More than 400 residents turned out for the event, DeRitis said, which was held at Pitney Field. This was Absecon's sixth year participating in the event, which began in 1984.
More than a dozen booths with representatives from local groups and businesses such as ACUA and SoJo 104.9 were set up in the field, doing giveaways and supporting their communities. The city and county's public service organizations put on displays, too. Highlights included water drops by a Forest Fire Service helicopter and a hostage rescue demonstration by the Atlantic County Emergency Response Team.
Don Woods Jr., who was at the event with his daughter, Nicole Warriner and 15-month-old granddaughter Scarlet, said he was impressed by the ACERT demo - saying that before National Night Out, he didn't know the county had such a service.

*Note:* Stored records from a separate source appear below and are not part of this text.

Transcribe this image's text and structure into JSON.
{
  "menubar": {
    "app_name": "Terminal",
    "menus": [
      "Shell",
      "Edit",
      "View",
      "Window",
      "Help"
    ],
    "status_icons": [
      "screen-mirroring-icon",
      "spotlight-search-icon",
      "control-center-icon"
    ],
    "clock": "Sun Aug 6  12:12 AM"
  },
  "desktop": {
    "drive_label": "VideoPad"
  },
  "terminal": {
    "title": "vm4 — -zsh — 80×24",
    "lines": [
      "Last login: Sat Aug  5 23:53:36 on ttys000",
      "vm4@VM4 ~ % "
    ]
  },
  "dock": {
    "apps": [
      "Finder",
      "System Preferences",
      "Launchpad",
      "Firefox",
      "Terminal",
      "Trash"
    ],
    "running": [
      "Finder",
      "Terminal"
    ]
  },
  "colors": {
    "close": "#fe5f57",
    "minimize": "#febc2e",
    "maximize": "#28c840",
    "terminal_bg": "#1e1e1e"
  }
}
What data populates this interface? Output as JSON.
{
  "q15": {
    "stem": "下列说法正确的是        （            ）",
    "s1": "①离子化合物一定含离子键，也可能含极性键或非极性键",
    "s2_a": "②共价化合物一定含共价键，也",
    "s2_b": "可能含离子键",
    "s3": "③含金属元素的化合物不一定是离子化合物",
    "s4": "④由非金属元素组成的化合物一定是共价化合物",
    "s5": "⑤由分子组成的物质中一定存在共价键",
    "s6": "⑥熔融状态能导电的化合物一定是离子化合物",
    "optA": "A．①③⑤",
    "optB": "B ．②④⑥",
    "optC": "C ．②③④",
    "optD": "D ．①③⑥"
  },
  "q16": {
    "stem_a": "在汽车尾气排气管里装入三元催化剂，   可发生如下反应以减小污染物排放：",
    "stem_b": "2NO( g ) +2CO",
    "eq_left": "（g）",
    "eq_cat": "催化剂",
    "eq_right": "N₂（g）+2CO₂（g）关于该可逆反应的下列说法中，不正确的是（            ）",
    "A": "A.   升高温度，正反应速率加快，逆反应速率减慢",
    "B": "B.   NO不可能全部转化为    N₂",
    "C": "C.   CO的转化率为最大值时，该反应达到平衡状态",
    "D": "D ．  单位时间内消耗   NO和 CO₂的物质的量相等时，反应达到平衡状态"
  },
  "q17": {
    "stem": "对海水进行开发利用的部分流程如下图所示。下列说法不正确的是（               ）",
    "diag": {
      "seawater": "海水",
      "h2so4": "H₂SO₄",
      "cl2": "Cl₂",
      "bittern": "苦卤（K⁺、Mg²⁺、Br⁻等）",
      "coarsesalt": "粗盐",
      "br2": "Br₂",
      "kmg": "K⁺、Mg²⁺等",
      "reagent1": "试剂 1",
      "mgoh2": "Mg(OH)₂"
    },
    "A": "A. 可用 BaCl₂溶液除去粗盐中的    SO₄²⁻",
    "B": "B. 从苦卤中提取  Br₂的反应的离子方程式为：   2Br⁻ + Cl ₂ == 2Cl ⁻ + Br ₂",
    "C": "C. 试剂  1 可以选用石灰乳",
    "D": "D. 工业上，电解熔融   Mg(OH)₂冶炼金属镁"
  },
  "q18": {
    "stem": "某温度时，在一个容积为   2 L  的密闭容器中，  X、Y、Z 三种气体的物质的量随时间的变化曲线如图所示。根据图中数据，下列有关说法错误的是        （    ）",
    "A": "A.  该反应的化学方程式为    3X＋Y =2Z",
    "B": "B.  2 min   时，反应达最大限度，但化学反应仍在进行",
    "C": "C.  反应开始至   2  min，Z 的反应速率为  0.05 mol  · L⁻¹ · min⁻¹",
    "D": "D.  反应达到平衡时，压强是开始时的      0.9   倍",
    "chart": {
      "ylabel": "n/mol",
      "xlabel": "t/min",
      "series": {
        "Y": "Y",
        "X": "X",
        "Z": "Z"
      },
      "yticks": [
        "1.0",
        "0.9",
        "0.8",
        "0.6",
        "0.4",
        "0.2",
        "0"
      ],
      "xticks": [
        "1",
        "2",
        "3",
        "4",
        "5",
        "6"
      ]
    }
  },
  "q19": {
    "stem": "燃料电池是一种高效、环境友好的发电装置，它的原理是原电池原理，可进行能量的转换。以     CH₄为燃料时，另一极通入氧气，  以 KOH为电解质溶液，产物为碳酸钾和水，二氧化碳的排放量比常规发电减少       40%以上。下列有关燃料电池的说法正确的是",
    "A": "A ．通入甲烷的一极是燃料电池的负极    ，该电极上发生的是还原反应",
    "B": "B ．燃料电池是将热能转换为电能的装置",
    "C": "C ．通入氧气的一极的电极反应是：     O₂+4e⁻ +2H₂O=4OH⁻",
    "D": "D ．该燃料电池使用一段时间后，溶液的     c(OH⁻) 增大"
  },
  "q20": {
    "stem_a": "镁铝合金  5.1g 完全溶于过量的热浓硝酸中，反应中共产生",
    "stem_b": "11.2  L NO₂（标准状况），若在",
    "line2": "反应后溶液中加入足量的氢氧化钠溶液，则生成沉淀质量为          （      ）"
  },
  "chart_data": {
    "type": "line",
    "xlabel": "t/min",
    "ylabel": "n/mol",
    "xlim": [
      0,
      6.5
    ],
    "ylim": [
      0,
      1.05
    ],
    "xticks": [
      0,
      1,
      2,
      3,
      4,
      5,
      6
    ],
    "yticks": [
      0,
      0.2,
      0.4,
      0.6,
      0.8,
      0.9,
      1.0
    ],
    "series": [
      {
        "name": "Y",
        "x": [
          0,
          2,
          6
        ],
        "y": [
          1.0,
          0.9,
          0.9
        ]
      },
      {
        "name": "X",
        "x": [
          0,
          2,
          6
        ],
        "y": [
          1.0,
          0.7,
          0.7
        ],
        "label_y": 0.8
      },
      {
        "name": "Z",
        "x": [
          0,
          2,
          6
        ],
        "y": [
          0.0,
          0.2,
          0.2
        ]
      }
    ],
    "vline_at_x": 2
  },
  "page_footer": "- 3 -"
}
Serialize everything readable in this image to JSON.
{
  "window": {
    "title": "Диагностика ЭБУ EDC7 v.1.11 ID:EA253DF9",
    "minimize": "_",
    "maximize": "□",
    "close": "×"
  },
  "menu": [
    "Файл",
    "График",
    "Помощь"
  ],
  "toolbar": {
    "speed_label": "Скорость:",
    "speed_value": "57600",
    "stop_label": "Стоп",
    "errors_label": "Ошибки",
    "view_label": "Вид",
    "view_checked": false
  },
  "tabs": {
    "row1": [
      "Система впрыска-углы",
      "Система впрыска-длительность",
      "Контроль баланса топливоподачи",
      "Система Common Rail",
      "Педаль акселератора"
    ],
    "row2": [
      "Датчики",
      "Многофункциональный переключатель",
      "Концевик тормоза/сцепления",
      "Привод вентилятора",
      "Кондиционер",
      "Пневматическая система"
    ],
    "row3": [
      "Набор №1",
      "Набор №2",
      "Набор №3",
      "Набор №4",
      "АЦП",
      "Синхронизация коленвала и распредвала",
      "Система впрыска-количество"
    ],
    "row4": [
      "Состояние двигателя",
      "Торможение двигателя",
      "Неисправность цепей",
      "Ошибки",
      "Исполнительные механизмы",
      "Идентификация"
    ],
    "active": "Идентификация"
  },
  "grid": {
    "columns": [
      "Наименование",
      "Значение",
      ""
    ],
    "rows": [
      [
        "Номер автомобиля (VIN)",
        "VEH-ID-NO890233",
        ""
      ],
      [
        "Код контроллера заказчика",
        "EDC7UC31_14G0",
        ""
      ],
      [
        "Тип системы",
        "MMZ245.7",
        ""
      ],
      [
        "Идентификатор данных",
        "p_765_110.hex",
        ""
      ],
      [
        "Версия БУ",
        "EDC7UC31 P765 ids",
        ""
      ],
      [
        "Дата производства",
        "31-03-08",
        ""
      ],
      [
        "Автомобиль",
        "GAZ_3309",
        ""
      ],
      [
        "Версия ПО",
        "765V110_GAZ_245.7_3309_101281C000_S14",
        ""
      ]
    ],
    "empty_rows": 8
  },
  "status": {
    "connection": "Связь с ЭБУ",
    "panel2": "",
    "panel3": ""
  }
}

"I didn't know we had them," Woods said. "I knew we had a DARE program. I never knew we had a SWAT team out here, and I lived here 30 years. I never knew it."
Members of the Absecon Volunteer Fire Department and Absecon Emergency Medical Services also attended the event, showcasing their hardware, their services and, most importantly, themselves.
"It's good to get out and let the community see us," Absecon EMS Assistant Chief Jessica Gragg said. "A lot of people only see us in emergency situations. It's usually high, tense. Emotions are high and everything, we don't really get a chance to converse with them."
Six years ago, when DeRitis organized the first National Night Out, he struggled in getting sponsors and citizens out to the unproven event.
Each year since, attendance has increased, and it has since become a major midsummer event for citizens and the public service alike, bringing a little bit of old time Absecon into the new century.
"I am just thrilled to see that this many people come out every year. It just keeps getting bigger, and we're at the point, now people call me and say, 'Hey, can we come set up a table or booth at your event?'" DeRitis said. "I don't have to call as many people as I used to, to beg them to come out. They want to come out."